Miscellaneous but interesting info

  • Malcolm Neil (Findaway/Bibliotheca): “Market factors (price of paper, freight etc) will likely lead to a 10% increase in book costs in the year ahead. This is in a market where the selling price for Australian books has consistently dropped over the last 10 years.”
  • Of relevance to this is that according to Nielsen, the average selling price for Australian books is approximately $19.12 (a drop of $0.78 compared to last year). This takes into account an average 21% discount off RRP. There is more discounting seen in children’s titles, with the average discount sitting at 29%.
  • “Discoverability is the game and metadata is the way you do it,” Malcolm Neil, (Findaway/Bibliotheca).
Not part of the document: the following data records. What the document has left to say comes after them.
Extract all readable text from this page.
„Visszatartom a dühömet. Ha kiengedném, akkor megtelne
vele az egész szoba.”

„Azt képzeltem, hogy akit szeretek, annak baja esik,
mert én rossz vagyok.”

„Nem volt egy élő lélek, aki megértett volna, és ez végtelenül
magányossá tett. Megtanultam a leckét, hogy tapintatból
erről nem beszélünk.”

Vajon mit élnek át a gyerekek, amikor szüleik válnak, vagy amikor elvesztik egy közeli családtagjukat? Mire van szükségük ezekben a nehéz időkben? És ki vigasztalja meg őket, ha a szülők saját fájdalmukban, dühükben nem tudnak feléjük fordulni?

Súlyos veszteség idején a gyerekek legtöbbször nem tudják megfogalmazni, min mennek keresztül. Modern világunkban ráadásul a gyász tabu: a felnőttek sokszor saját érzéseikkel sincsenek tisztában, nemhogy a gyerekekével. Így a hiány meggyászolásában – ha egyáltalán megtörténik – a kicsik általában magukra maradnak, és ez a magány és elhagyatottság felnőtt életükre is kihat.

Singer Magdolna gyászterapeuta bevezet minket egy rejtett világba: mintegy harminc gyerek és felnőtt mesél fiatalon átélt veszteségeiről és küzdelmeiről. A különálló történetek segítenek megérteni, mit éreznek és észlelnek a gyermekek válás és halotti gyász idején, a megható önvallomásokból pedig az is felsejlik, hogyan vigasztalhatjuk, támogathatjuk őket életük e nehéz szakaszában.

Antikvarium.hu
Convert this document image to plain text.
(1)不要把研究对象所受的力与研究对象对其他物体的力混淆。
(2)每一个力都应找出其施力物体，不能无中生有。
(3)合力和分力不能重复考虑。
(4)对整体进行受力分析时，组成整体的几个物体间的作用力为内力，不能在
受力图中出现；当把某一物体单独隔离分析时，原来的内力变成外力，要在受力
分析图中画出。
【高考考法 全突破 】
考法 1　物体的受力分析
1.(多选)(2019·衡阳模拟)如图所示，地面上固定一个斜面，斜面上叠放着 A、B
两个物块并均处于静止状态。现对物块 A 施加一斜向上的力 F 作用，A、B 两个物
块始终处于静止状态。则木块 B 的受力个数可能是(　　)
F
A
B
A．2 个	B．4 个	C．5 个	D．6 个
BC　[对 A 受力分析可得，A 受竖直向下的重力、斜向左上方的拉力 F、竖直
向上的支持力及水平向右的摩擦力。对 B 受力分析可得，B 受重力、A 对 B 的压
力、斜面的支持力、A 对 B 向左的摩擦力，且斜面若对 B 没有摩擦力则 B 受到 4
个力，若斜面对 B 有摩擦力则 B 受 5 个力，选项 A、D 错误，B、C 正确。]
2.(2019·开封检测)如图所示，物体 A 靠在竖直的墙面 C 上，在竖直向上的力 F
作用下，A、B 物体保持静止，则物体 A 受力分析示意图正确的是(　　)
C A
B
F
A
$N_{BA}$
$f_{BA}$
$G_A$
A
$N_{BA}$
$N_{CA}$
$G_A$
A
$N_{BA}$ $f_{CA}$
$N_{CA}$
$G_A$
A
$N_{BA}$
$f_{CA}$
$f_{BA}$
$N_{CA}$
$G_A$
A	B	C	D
  • Readings bookstores have created a highlights booklist for  Small Press Network book list including books by conference presenters and the shortlisted authors for 2022 Book of the Year.


I’ll be updating this blog with highlights from Day 2 & 3 of SPN’s 2022 Independent Publishing Conference as they occur. Unfortunately, there are lots of double sessions so not able to cover everything. Hope it’s of interest and help to you!